The Sentry, um projecto do actor George Clooney e do activista John Prendergast para desmontar o sistema de financiamento dos conflitos africanos mais letais, publicou em Setembro um relatório-investigação sobre a guerra civil que destrói o país mais jovem do continente intitulado «Crimes de guerra não deviam compensar – para parar o saque e a destruição no Sudão do Sul».
O documento usa umas 30 vezes as palavras «cleptocrata» e «cleptocracia» para descrever as elites sul-sudanesas de ambos os lados da trincheira. O termo vem de «cleptos», vocábulo grego para roubo/roubar. Cleptocrata é um governante ladrão e cleptocracia um governo de ladrões.
Os investigadores estudaram as contas e os bens patrimoniais dos líderes político-militares mais influentes, incluindo o presidente Salva Kiir, o seu opositor Riek Machar (ambos na foto), o chefe do Estado-Maior-General Paul Malong e o seu adjunto para a logística, general Malek Reuben. A conclusão? Todos os actores e familiares directos enriqueceram e muito com a guerra civil por meio de negócios obscuros em violação da lei.
As 66 páginas do relatório indispuseram-me muito. Cobri eventos de alguns dos investigados. Nós, missionários e missionárias da Casa Comboni, jantámos duas vezes com Kiir, nosso vizinho. Presidi a algumas missas na Catedral de Juba com o presidente sentado num sofá da frente e trocámos algumas palavras. Inclusive, no fim de uma conferência de imprensa, dirigiu-se para me saudar, para espanto dos camaradas da informação.
Tinha Kiir por pessoa de bem. Admirei o modo como guiou o Sul até ao referendo de autodeterminação de 2011 apesar das muitas armadilhas montadas pelo Governo de Cartum para descarrilar o processo. Surpreendeu-me a crise política que gerou no início de 2013 numa luta intestina para controlar o poder através da manipulação do partido, ele que dera sinais de não querer concorrer às eleições de 2015. Nunca me ocorreu nas análises mais sombrias que usasse a guerra para consolidar o domínio sobre os vastos recursos e negócios do país.
Kiir durante a guerra construiu um grande rancho em Luri, a 16 quilómetros de Juba, e tem uma mansão de luxo num bairro chique de Nairobi. O relatório diz que ele e membros da família detêm participações em duas dúzias de empresas ligadas ao petróleo, mineração, construção civil, apostas, operações cambiais, telecomunicações, aviação... Um filho de 12 anos é dono de 25 por cento do capital de uma sociedade financeira!
Outros figurões do regime e da oposição também têm grandes propriedades no Quénia, Uganda e Austrália, participações em múltiplas empresas, parentes chegados a viverem em grande luxo fora do país como mostram nas páginas nas redes sociais.
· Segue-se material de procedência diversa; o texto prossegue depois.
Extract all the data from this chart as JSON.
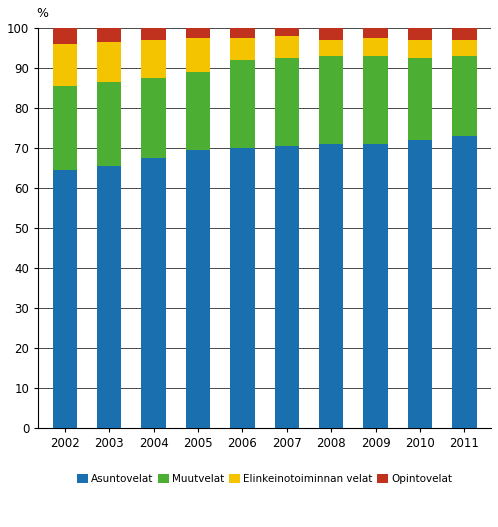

O KCB (o Banco Comercial do Quénia) é a instituição de referência para transferências nebulosas.
Entretanto, o cidadão comum sofre violência, fome e morte com casas, gado e cultivos destruídos e mulheres e meninas violadas pelas forças de ambas as partes numa orgia de crueldade. A guerra já matou 300 mil pessoas, deslocou 2,7 milhões e tem 4,8 milhões sob ameaça da fome desde 15 de Dezembro de 2013.
Ban Ki-moon, o secretário-geral da ONU, foi contundente na última assembleia geral, em finais de Setembro: «No Sudão do Sul, os líderes traíram o seu povo.» Traíram, sim, pela ganância e corrupção. Infelizmente o Sudão do Sul não é a única cleptocracia africana.